데이터의 유효기간은 생성된 데이터가 유효한 기간을 나타낸다. 예를 들면, 추석연휴기간에 통행료를 무료로 하는 경우에, 해당 기간의 통행료 정보는 추석연휴기간에만 유효하다. 일부 도로 구간에서 공사로 인하여 통행이 제한되는 경우에, 해당 정보도 공사기간 동안에만 유효하다. 데이터에 따라서는 유효기간이 정해져있지 않는 것이 있다. 예를 들면, 어떤 기업의 법인등록번호, 주소 등은 유효기간이 정해져있지 않으므로, 유효기간은 미정으로 설정해둘 수 있다.The validity period of the data indicates the validity period of the generated data. For example, when tolls are free during the Chuseok holiday period, toll information for the corresponding period is valid only during the Chuseok holiday period. If traffic is restricted due to construction in some road sections, the information is valid only during the construction period. Some data do not have a fixed expiration date. For example, since the validity period of a certain company's corporate registration number, address, etc. is not determined, the validity period may be set as undetermined.

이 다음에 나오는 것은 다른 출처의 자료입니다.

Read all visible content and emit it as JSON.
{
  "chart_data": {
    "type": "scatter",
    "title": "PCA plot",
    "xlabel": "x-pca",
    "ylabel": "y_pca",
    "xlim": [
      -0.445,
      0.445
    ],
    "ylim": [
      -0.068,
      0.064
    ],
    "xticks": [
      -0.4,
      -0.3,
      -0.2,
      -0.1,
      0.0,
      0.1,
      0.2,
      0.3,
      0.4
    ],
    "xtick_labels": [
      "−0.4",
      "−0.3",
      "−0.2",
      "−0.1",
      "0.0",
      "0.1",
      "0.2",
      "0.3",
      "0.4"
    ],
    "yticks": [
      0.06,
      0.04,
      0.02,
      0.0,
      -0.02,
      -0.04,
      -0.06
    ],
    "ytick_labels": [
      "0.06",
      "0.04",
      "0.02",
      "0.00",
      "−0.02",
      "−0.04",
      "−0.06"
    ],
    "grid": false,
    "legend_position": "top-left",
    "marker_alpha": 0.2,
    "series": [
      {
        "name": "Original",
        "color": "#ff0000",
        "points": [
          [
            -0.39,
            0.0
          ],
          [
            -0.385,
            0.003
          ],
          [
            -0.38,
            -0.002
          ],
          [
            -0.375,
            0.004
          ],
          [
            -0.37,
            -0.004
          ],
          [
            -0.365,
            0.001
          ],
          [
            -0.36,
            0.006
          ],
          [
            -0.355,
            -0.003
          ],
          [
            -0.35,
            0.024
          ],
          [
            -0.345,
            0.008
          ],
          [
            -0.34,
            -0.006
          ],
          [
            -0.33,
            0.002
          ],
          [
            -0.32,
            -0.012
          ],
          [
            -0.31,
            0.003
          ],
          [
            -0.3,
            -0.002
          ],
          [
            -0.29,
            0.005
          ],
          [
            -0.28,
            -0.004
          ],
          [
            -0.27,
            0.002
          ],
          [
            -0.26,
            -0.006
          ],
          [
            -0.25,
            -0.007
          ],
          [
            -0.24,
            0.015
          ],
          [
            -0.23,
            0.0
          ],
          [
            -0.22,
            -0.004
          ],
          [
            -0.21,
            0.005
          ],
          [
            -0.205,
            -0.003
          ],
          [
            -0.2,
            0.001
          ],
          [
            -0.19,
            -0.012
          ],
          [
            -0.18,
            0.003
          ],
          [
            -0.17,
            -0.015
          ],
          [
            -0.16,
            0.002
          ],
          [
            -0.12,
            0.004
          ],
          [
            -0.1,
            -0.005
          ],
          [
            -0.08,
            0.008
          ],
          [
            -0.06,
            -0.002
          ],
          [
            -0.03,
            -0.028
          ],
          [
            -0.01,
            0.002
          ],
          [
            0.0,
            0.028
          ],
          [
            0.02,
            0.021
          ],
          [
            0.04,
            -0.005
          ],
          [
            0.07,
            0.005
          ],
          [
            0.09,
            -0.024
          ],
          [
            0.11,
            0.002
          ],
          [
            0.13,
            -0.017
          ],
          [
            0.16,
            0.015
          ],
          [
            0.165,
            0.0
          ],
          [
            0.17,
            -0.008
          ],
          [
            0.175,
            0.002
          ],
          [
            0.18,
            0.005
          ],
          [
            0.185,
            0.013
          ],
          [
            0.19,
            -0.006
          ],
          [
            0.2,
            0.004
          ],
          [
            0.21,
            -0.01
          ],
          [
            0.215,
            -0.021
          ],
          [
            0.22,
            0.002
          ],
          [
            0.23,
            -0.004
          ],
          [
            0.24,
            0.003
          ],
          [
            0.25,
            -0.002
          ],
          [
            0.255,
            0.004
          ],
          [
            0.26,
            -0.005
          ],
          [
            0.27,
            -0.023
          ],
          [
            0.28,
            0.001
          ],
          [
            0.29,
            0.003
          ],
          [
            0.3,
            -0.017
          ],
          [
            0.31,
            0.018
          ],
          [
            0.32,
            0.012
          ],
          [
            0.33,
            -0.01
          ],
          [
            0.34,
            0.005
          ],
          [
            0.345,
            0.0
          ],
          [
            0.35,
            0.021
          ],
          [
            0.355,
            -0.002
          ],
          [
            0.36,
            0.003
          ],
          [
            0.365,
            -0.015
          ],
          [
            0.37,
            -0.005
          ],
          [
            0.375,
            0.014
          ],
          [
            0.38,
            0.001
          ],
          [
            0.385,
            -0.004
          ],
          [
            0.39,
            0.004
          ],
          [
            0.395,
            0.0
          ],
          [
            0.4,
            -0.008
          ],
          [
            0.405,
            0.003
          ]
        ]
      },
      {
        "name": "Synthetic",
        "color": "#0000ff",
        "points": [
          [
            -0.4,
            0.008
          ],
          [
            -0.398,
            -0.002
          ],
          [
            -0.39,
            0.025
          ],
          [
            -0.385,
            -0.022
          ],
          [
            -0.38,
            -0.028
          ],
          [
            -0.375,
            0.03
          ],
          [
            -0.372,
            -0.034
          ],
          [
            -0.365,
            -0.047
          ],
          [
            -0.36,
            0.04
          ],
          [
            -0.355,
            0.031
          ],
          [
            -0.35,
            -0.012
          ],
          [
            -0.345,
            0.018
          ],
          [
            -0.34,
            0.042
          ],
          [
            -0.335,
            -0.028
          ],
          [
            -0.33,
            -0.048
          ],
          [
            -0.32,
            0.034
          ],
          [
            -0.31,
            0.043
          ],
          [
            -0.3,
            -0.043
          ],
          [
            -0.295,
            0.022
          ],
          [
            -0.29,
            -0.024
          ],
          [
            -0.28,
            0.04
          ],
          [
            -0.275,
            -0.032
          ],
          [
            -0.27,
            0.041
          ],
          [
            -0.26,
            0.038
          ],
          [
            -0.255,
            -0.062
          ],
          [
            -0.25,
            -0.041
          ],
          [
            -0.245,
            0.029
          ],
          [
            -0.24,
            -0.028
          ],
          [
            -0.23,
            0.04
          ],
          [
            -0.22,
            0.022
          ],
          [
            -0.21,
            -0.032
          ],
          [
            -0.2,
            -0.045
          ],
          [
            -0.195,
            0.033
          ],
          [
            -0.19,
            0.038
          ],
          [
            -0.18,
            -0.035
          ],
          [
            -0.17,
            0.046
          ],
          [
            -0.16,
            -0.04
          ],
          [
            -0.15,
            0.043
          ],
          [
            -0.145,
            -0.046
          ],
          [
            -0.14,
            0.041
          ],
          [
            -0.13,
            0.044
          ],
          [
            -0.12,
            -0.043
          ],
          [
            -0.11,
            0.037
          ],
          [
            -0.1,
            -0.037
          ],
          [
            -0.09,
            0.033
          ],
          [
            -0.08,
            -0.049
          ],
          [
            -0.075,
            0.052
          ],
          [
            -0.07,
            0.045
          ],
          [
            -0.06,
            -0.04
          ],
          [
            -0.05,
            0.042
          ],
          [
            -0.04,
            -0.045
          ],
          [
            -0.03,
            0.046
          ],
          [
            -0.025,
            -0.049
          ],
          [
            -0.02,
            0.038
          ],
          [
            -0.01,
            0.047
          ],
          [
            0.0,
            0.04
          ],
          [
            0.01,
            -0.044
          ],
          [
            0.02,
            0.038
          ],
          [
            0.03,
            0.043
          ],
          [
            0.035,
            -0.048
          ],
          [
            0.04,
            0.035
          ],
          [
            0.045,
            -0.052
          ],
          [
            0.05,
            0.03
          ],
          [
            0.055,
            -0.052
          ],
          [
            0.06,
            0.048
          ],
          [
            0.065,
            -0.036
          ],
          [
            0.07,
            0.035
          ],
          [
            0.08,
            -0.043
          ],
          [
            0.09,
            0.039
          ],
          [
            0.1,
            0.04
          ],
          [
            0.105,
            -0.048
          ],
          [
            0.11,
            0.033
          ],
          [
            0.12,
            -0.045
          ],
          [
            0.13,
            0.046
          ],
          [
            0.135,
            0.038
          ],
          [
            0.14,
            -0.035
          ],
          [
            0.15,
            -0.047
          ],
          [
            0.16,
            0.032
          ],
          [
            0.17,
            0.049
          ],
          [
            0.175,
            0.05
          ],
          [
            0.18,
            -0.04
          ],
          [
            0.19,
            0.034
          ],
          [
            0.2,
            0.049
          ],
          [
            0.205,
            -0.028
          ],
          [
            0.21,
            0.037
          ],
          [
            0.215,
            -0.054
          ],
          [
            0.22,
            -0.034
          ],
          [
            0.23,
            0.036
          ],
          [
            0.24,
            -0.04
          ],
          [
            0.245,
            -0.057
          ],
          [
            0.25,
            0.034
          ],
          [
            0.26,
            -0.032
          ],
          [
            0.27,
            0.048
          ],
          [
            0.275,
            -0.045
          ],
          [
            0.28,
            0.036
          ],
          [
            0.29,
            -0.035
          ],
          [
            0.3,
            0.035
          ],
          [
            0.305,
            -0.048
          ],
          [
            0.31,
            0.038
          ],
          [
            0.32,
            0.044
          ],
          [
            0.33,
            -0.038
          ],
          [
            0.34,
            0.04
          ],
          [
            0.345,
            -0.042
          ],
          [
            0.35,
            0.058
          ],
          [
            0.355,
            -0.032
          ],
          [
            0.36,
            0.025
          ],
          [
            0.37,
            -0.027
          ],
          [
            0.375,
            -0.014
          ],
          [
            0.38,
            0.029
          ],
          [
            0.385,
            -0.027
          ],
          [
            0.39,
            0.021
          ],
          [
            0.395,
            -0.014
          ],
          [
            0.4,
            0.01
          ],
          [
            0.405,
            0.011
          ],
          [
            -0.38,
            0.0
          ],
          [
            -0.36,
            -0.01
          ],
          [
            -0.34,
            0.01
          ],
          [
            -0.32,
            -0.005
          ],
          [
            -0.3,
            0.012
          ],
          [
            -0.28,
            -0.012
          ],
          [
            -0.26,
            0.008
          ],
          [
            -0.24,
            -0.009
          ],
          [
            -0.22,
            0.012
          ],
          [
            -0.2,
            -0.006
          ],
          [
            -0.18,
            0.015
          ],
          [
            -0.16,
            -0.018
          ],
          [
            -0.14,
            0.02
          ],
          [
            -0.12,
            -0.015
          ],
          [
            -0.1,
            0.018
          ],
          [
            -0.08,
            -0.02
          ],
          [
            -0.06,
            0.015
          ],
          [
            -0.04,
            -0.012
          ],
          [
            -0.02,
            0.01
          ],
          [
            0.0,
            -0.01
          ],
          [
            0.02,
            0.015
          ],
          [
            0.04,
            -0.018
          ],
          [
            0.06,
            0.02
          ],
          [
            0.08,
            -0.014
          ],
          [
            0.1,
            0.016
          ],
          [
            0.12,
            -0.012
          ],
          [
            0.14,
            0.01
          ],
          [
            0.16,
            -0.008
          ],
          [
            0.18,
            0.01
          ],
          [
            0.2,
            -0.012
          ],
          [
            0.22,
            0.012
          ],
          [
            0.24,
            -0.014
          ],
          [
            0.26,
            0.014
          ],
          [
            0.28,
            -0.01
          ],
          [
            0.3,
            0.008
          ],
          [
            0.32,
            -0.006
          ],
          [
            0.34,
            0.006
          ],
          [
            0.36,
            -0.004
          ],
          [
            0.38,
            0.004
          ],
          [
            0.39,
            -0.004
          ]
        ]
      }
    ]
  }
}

데이터 분류부(110)는 입력되는 학습할 데이터의 속성을 분류하여 속성에 따라 서로 다른 데이터베이스(120a,..,120n)(또는 파일)에 저장해두거나, 학습할 데이터의 속성필드를 설정한다. 도 2에서는 주기별 데이터베이스, 즉 실시간으로 발생되는 실시간 데이터 DB(120a), 매일 발생되는 일간 데이터 DB(120b), 매주 발생되는 주간 데이터 DB(120c), 매년 발생되는 연간 데이터 DB(120n)를 예시적으로 보여주고 있다. The data classification unit 110 classifies input attributes of data to be learned and stores them in different databases 120a, .., 120n (or files) according to the attributes, or sets attribute fields of data to be learned. 2 illustrates a periodic database, that is, a real-time data DB 120a generated in real time, a daily data DB 120b generated every day, a weekly data DB 120c generated weekly, and an annual data DB 120n generated annually. showing hostility.

학습용 데이터 처리부(130)는 분류된 학습할 데이터를 속성에 따라 학습용 데이터로 변환한다. 변환된 학습용 데이터도 학습할 데이터와 동일한 속성을 가질 수 있다. 변환된 학습용 데이터는 속성에 따라 다른 속성의 학습용 데이터와 구분되어 저장될 수 있다. 또한, 학습용 데이터 처리부(130)는 유효기간이 만료된 학습용 데이터를 삭제하여 다음 학습시에 사용되지 않도록 할 수 있다. The learning data processing unit 130 converts the classified data to be learned into learning data according to attributes. The converted learning data may also have the same properties as the data to be learned. The converted training data may be stored separately from learning data of other attributes according to attributes. In addition, the learning data processing unit 130 may delete the learning data for which the validity period has expired so that they are not used in the next learning.

표 1은 생성주기가 1년인 연간 데이터를 학습용 데이터로 변환한 예를 보여준다.Table 1 shows an example of converting annual data with a generation cycle of 1 year into training data.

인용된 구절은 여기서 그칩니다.